Kilka minut później znajdujemy się już sami w moim domu; idę powoli do sypialni Zayna, układając go na łóżku; jest praktycznie nieprzytomny, gdy zdejmuję mu buty i spodnie. Mamrocze coś sennie pod nosem, obracając się na bok, gdy przykrywam go kołdrą i odgarniam włosy z czoła. Właśnie wtedy jego palce oplatają się wokół mojego nadgarstka i uchyla ciężkie powieki, patrząc na mnie zaspanym wzrokiem.
- Ni... – mówi niewyraźnie. – Nie odchodź... proszę.
Patrzę w jego czekoladowe oczy, zasnute mgiełką snu, wpatrujące się we mnie błagalnie; nieświadomie kiwam głową i kiedy puszcza moją rękę, zdejmuję koszulkę przez głowę i odpinam guzik spodni, zsuwając je z siebie.
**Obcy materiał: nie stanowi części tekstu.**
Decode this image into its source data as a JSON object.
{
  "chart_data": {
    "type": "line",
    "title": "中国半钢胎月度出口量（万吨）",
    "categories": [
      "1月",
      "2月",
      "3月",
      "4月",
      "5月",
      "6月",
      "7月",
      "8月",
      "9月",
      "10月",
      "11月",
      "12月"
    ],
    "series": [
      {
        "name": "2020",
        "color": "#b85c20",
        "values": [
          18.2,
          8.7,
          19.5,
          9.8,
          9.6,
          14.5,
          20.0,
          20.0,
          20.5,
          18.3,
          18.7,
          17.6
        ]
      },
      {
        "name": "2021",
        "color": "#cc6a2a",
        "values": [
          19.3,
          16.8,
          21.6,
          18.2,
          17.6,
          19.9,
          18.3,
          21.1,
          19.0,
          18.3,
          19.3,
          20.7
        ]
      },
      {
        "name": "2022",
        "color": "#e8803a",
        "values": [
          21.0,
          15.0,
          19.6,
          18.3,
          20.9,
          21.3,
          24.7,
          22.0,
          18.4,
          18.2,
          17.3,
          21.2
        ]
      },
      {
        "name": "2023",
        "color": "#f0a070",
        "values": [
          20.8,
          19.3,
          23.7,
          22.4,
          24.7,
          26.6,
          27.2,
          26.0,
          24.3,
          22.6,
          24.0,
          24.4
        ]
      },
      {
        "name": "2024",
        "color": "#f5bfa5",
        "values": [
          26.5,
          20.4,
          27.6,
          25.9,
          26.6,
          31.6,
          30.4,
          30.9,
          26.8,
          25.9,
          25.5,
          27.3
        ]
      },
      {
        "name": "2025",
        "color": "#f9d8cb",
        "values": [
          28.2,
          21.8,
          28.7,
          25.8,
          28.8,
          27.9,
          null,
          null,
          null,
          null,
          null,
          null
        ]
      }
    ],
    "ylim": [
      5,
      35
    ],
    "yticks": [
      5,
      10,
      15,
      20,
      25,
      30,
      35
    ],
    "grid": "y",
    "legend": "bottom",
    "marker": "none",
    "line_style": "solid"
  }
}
Nie zaprzątam sobie głowy tym, by skoczyć po jakieś dresy czy chociażby się odświeżyć. Od razu wsuwam się pod kołdrę, leżąc nieco sztywno obok ciepłego ciała Zayna, ale potem on wyciąga rękę, układając ją na moim brzuchu. Wypuszczam drżący oddech i opuszkami palców sunę po jego nagiej skórze, obserwując pojawiającą się gęsią skórkę.
Uśmiecham się na ten widok; jeszcze kilka godzin temu to moje ręce były pokryte gęsią skórką, gdy podczas prób słyszałem jego aksamitny głos wyśpiewujący swoje zwrotki w naszych piosenkach.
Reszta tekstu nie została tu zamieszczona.